You can use 'Extra-Usage' request header key presence ('Extra-Usage: true') to receive inference timings in milliseconds extending default OpenAI response model in the usage field:   
```
...
{
  "id": "...",
  "created": ...,
  "model": "...",
  "choices": [
    {
      ...
    },
    ...
  ],
  "object": "...",
  "usage": {
    "prompt_tokens": ...,
    "completion_tokens": ...,
    "total_tokens": ...,
    // Extra-Usage header key will include these two float fields:
    "timing_prompt_processing: ...,
    "timing_token_generation": ...,
  },
}
...
```

### Extra backends

LocalAI can be extended with extra backends. The backends are implemented as `gRPC` services and can be written in any language.

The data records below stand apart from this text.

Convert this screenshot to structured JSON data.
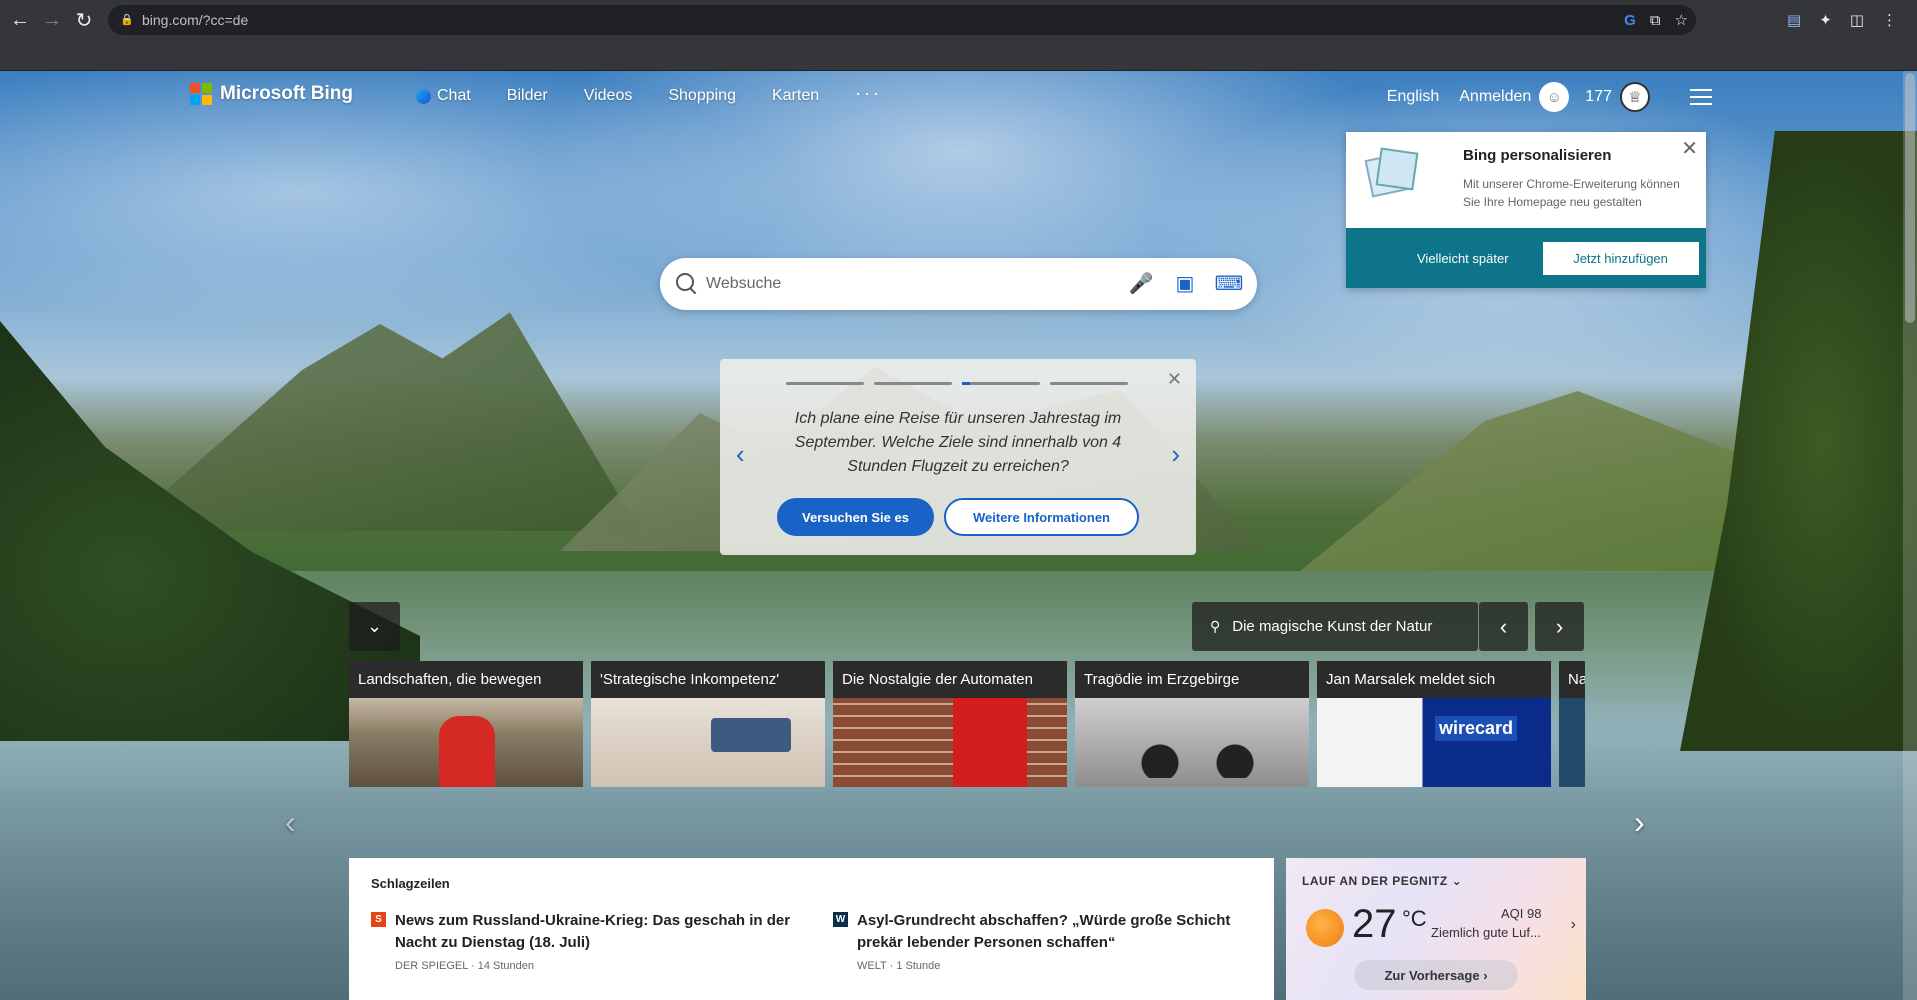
{
  "browser": {
    "url": "bing.com/?cc=de"
  },
  "header": {
    "logo_text": "Microsoft Bing",
    "nav": [
      "Chat",
      "Bilder",
      "Videos",
      "Shopping",
      "Karten"
    ],
    "more": "···",
    "language": "English",
    "signin": "Anmelden",
    "reward_points": "177"
  },
  "personalize": {
    "title": "Bing personalisieren",
    "text": "Mit unserer Chrome-Erweiterung können Sie Ihre Homepage neu gestalten",
    "later": "Vielleicht später",
    "add": "Jetzt hinzufügen"
  },
  "search": {
    "placeholder": "Websuche"
  },
  "prompt": {
    "text": "Ich plane eine Reise für unseren Jahrestag im September. Welche Ziele sind innerhalb von 4 Stunden Flugzeit zu erreichen?",
    "try_label": "Versuchen Sie es",
    "more_label": "Weitere Informationen",
    "active_step": 3,
    "total_steps": 4
  },
  "image_caption": "Die magische Kunst der Natur",
  "carousel": [
    {
      "title": "Landschaften, die bewegen"
    },
    {
      "title": "'Strategische Inkompetenz'"
    },
    {
      "title": "Die Nostalgie der Automaten"
    },
    {
      "title": "Tragödie im Erzgebirge"
    },
    {
      "title": "Jan Marsalek meldet sich"
    },
    {
      "title": "Na"
    }
  ],
  "headlines": {
    "title": "Schlagzeilen",
    "items": [
      {
        "logo": "S",
        "headline": "News zum Russland-Ukraine-Krieg: Das geschah in der Nacht zu Dienstag (18. Juli)",
        "source": "DER SPIEGEL · 14 Stunden"
      },
      {
        "logo": "W",
        "headline": "Asyl-Grundrecht abschaffen? „Würde große Schicht prekär lebender Personen schaffen“",
        "source": "WELT · 1 Stunde"
      }
    ]
  },
  "weather": {
    "location": "LAUF AN DER PEGNITZ",
    "temp": "27",
    "unit": "°C",
    "aqi": "AQI 98",
    "aqi_desc": "Ziemlich gute Luf...",
    "forecast": "Zur Vorhersage"
  },
  "colors": {
    "bing_blue": "#1a63c6",
    "teal": "#0e7489"
  }
}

See the [backend section](https://localai.io/backends/) for more details on how to install and build new backends for LocalAI.

#### In runtime

When using the `-core` container image it is possible to prepare the python backends you are interested into by using the `EXTRA_BACKENDS` variable, for instance:

```bash
docker run --env EXTRA_BACKENDS="backend/python/diffusers" quay.io/go-skynet/local-ai:master
```

### Concurrent requests

LocalAI supports parallel requests for the backends that supports it. For instance, vLLM and llama.cpp supports parallel requests, and thus LocalAI allows to run multiple requests in parallel. 

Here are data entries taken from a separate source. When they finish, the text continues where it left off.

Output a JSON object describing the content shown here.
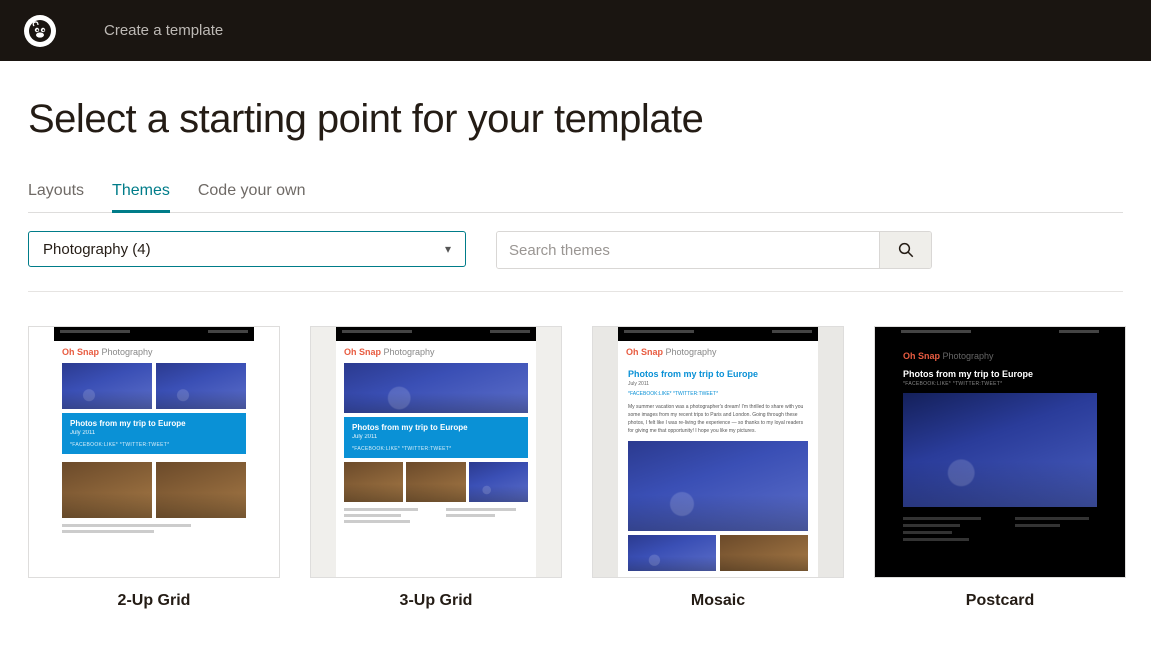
{
  "header": {
    "breadcrumb": "Create a template"
  },
  "page": {
    "title": "Select a starting point for your template"
  },
  "tabs": [
    {
      "label": "Layouts",
      "active": false
    },
    {
      "label": "Themes",
      "active": true
    },
    {
      "label": "Code your own",
      "active": false
    }
  ],
  "filter": {
    "selected": "Photography (4)"
  },
  "search": {
    "placeholder": "Search themes"
  },
  "thumb_common": {
    "brand1": "Oh Snap",
    "brand2": " Photography",
    "headline": "Photos from my trip to Europe",
    "date": "July 2011",
    "social": "*FACEBOOK:LIKE* *TWITTER:TWEET*"
  },
  "templates": [
    {
      "name": "2-Up Grid"
    },
    {
      "name": "3-Up Grid"
    },
    {
      "name": "Mosaic"
    },
    {
      "name": "Postcard"
    }
  ]
}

In order to enable parallel requests, you have to pass `--parallel-requests` or set the `PARALLEL_REQUEST` to true as environment variable.

A list of the environment variable that tweaks parallelism is the following:

```
### Python backends GRPC max workers
### Default number of workers for GRPC Python backends.
### This actually controls wether a backend can process multiple requests or not.

### Define the number of parallel LLAMA.cpp workers (Defaults to 1)

### Enable to run parallel requests
```

Note that, for llama.cpp you need to set accordingly `LLAMACPP_PARALLEL` to the number of parallel processes your GPU/CPU can handle. For python-based backends (like vLLM) you can set `PYTHON_GRPC_MAX_WORKERS` to the number of parallel requests.

### VRAM and Memory Management

For detailed information on managing VRAM when running multiple models, see the dedicated [VRAM and Memory Management]({{%relref "advanced/vram-management" %}}) page.

### Disable CPU flagset auto detection in llama.cpp

LocalAI will automatically discover the CPU flagset available in your host and will use the most optimized version of the backends.

If you want to disable this behavior, you can set `DISABLE_AUTODETECT` to `true` in the environment variables.